Keluarga adalah harta paling berharga.
Keluarga? Kenapa kata itu terdengar asing di telinga perempuan 25 tahun itu. Baginya keluarga tidak ada harganya, keluarga adalah kata benda tanpa arti dan kehangatan keluarga adalah bualan yang sialnya sampai sekarang masih sering dia dengar. Baginya tidak ada yang lebih berharga selain waktu dan uang. Seperti pepatah yang sering dia dengar “waktu adalah uang.”
Perempuan itu masih memandang foto keluarga Nafa di meja rias, dalam foto berukuran sedang itu ada Nafa lengkap dengan kedua orang tuanya dan kedua adiknya yang tersenyum bahagia ke arah kamera. Hati kecil perempuan itu menjerit iri, jika ada yang bertanya apa dia menginginkan keluarga yang hangat dan harmonis maka dia akan dengan tegas menjawab iya. Tetapi harapan itu sudah hancur bertahun-tahun lalu. Kehangatan yang seharusnya dia dapat musnah, membuatnya berpikir bahwa keluarga hanya kata benda yang tidak memiliki arti. Keluarganya sangat berbeda dengan keluarga Nafa yang harmonis, bahkan Nafa bisa pulang ke rumahnya tiga kali dalam sebulan. Sangat berbeda dengannya yang pulang tiga bulan sekali. Sampai saat ini dia benar-benar tidak ingin membangun sebuah keluarga. Trauma masa kecilnya membuat dia memandang sinis tentang arti keluarga. Beberapa lelaki yang mencoba mendekatinya memilih mundur tidak tahan dengan sikap dingin perempuan itu.
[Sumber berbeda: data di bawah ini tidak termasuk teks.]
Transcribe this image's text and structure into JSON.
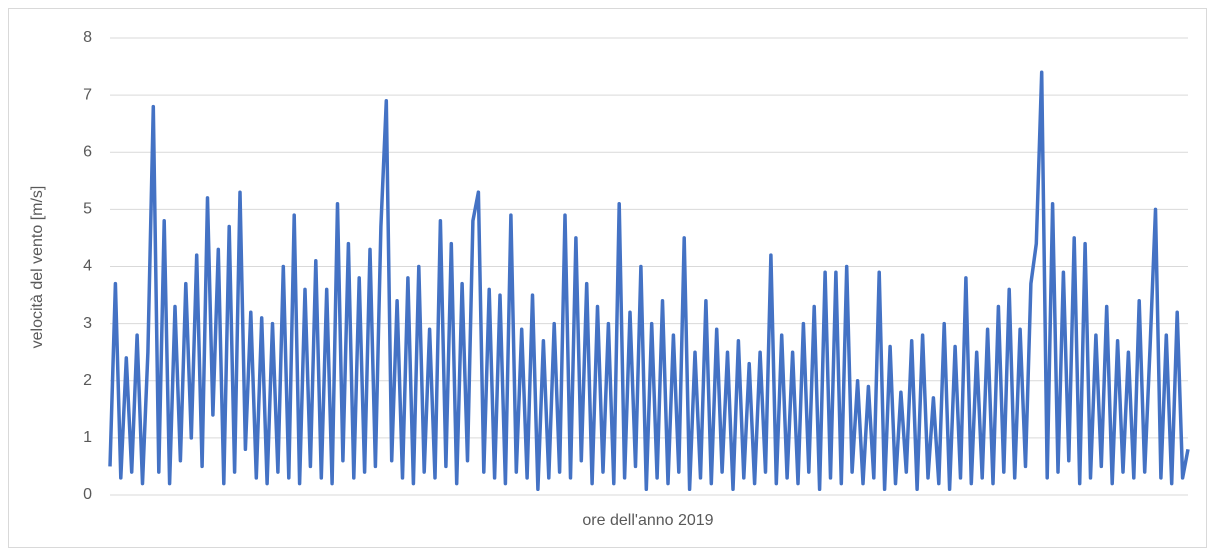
{
  "chart_data": {
    "type": "line",
    "y_label": "velocità del vento [m/s]",
    "x_label": "ore dell'anno 2019",
    "ylim": [
      0,
      8
    ],
    "yticks": [
      0,
      1,
      2,
      3,
      4,
      5,
      6,
      7,
      8
    ],
    "grid": true,
    "series": [
      {
        "color": "#4472c4",
        "values": [
          0.5,
          3.7,
          0.3,
          2.4,
          0.4,
          2.8,
          0.2,
          2.5,
          6.8,
          0.4,
          4.8,
          0.2,
          3.3,
          0.6,
          3.7,
          1.0,
          4.2,
          0.5,
          5.2,
          1.4,
          4.3,
          0.2,
          4.7,
          0.4,
          5.3,
          0.8,
          3.2,
          0.3,
          3.1,
          0.2,
          3.0,
          0.4,
          4.0,
          0.3,
          4.9,
          0.2,
          3.6,
          0.5,
          4.1,
          0.3,
          3.6,
          0.2,
          5.1,
          0.6,
          4.4,
          0.3,
          3.8,
          0.4,
          4.3,
          0.5,
          4.7,
          6.9,
          0.6,
          3.4,
          0.3,
          3.8,
          0.2,
          4.0,
          0.4,
          2.9,
          0.3,
          4.8,
          0.5,
          4.4,
          0.2,
          3.7,
          0.6,
          4.8,
          5.3,
          0.4,
          3.6,
          0.3,
          3.5,
          0.2,
          4.9,
          0.4,
          2.9,
          0.3,
          3.5,
          0.1,
          2.7,
          0.3,
          3.0,
          0.4,
          4.9,
          0.3,
          4.5,
          0.6,
          3.7,
          0.2,
          3.3,
          0.4,
          3.0,
          0.2,
          5.1,
          0.3,
          3.2,
          0.5,
          4.0,
          0.1,
          3.0,
          0.3,
          3.4,
          0.2,
          2.8,
          0.4,
          4.5,
          0.1,
          2.5,
          0.3,
          3.4,
          0.2,
          2.9,
          0.4,
          2.5,
          0.1,
          2.7,
          0.3,
          2.3,
          0.2,
          2.5,
          0.4,
          4.2,
          0.2,
          2.8,
          0.3,
          2.5,
          0.2,
          3.0,
          0.4,
          3.3,
          0.1,
          3.9,
          0.3,
          3.9,
          0.2,
          4.0,
          0.4,
          2.0,
          0.2,
          1.9,
          0.3,
          3.9,
          0.1,
          2.6,
          0.2,
          1.8,
          0.4,
          2.7,
          0.1,
          2.8,
          0.3,
          1.7,
          0.2,
          3.0,
          0.1,
          2.6,
          0.3,
          3.8,
          0.2,
          2.5,
          0.3,
          2.9,
          0.2,
          3.3,
          0.4,
          3.6,
          0.3,
          2.9,
          0.5,
          3.7,
          4.4,
          7.4,
          0.3,
          5.1,
          0.4,
          3.9,
          0.6,
          4.5,
          0.2,
          4.4,
          0.3,
          2.8,
          0.5,
          3.3,
          0.2,
          2.7,
          0.4,
          2.5,
          0.3,
          3.4,
          0.4,
          2.6,
          5.0,
          0.3,
          2.8,
          0.2,
          3.2,
          0.3,
          0.8
        ]
      }
    ]
  }
}
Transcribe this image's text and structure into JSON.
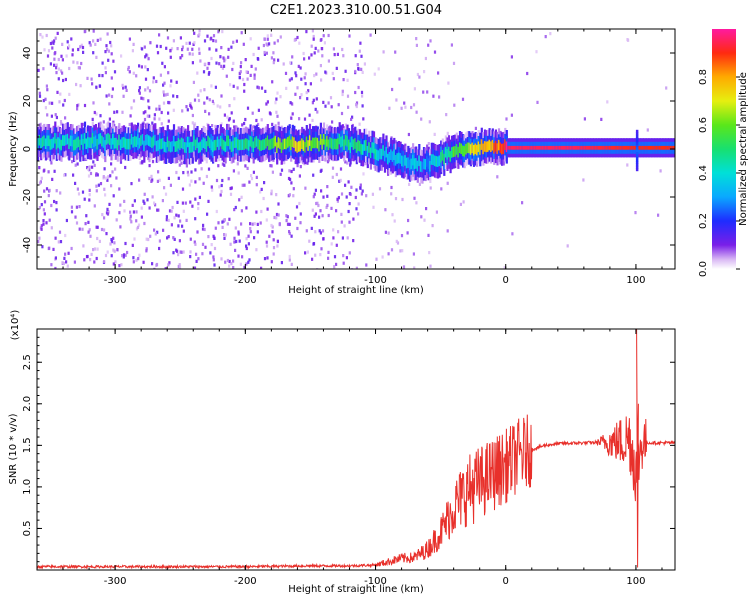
{
  "title": "C2E1.2023.310.00.51.G04",
  "chart_data": [
    {
      "type": "heatmap",
      "xlabel": "Height of straight line (km)",
      "ylabel": "Frequency (Hz)",
      "xlim": [
        -360,
        130
      ],
      "ylim": [
        -50,
        50
      ],
      "x_ticks": [
        -300,
        -200,
        -100,
        0,
        100
      ],
      "y_ticks": [
        -40,
        -20,
        0,
        20,
        40
      ],
      "colorbar": {
        "label": "Normalized spectral amplitude",
        "range": [
          0,
          1
        ],
        "ticks": [
          "0.0",
          "0.2",
          "0.4",
          "0.6",
          "0.8"
        ],
        "colormap": "rainbow (white-violet-blue-cyan-green-yellow-orange-red-magenta)"
      },
      "ridge": {
        "x": [
          -360,
          -300,
          -250,
          -200,
          -160,
          -130,
          -110,
          -90,
          -75,
          -60,
          -45,
          -35,
          -25,
          -10,
          0,
          50,
          100,
          130
        ],
        "freq": [
          3,
          3,
          2,
          2,
          2,
          3,
          1,
          -3,
          -6,
          -6,
          -2,
          0,
          1,
          0.5,
          0.5,
          0.5,
          0.5,
          0.5
        ],
        "amplitude": [
          0.4,
          0.4,
          0.4,
          0.45,
          0.7,
          0.5,
          0.45,
          0.35,
          0.35,
          0.3,
          0.5,
          0.6,
          0.7,
          0.8,
          0.95,
          0.95,
          0.9,
          0.9
        ]
      }
    },
    {
      "type": "line",
      "xlabel": "Height of straight line (km)",
      "ylabel": "SNR (10 * v/v)",
      "y_multiplier": "(x10⁴)",
      "xlim": [
        -360,
        130
      ],
      "ylim": [
        0,
        2.9
      ],
      "x_ticks": [
        -300,
        -200,
        -100,
        0,
        100
      ],
      "y_ticks": [
        "0.5",
        "1.0",
        "1.5",
        "2.0",
        "2.5"
      ],
      "color": "#e8302b",
      "series": [
        {
          "x": [
            -360,
            -300,
            -250,
            -200,
            -150,
            -120,
            -100,
            -90,
            -80,
            -70,
            -60,
            -50,
            -40,
            -30,
            -20,
            -10,
            0,
            10,
            20,
            30,
            40,
            60,
            80,
            90,
            95,
            100,
            105,
            110,
            130
          ],
          "values": [
            0.04,
            0.04,
            0.04,
            0.04,
            0.05,
            0.05,
            0.06,
            0.1,
            0.14,
            0.15,
            0.25,
            0.45,
            0.75,
            0.95,
            1.05,
            1.15,
            1.25,
            1.38,
            1.45,
            1.5,
            1.52,
            1.53,
            1.54,
            1.55,
            1.6,
            1.2,
            1.55,
            1.53,
            1.53
          ]
        }
      ],
      "spike": {
        "x": 101,
        "peak": 2.9,
        "min": 0.03
      }
    }
  ],
  "colors": {
    "axis": "#000000",
    "line": "#e8302b",
    "background": "#ffffff"
  }
}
Ketukan pintu disertai dering ponsel menyadarkan perempuan itu dari lamunan panjang. Perempuan itu segera mengembalikan foto keluarga Nafa di tempat semula dan mengambil ponselnya yang terus berdering. Setelah melihat nama yang tertera di layar ponselnya, dia meletakkan ponsel itu dan segera membuka pintu. Seorang perempuan dengan gamis dan jilbab besar berdiri di depan pintu indekosnya.
“Assalamualaikum, Ona,” sapa Aisyah, kakak keponakan Ona.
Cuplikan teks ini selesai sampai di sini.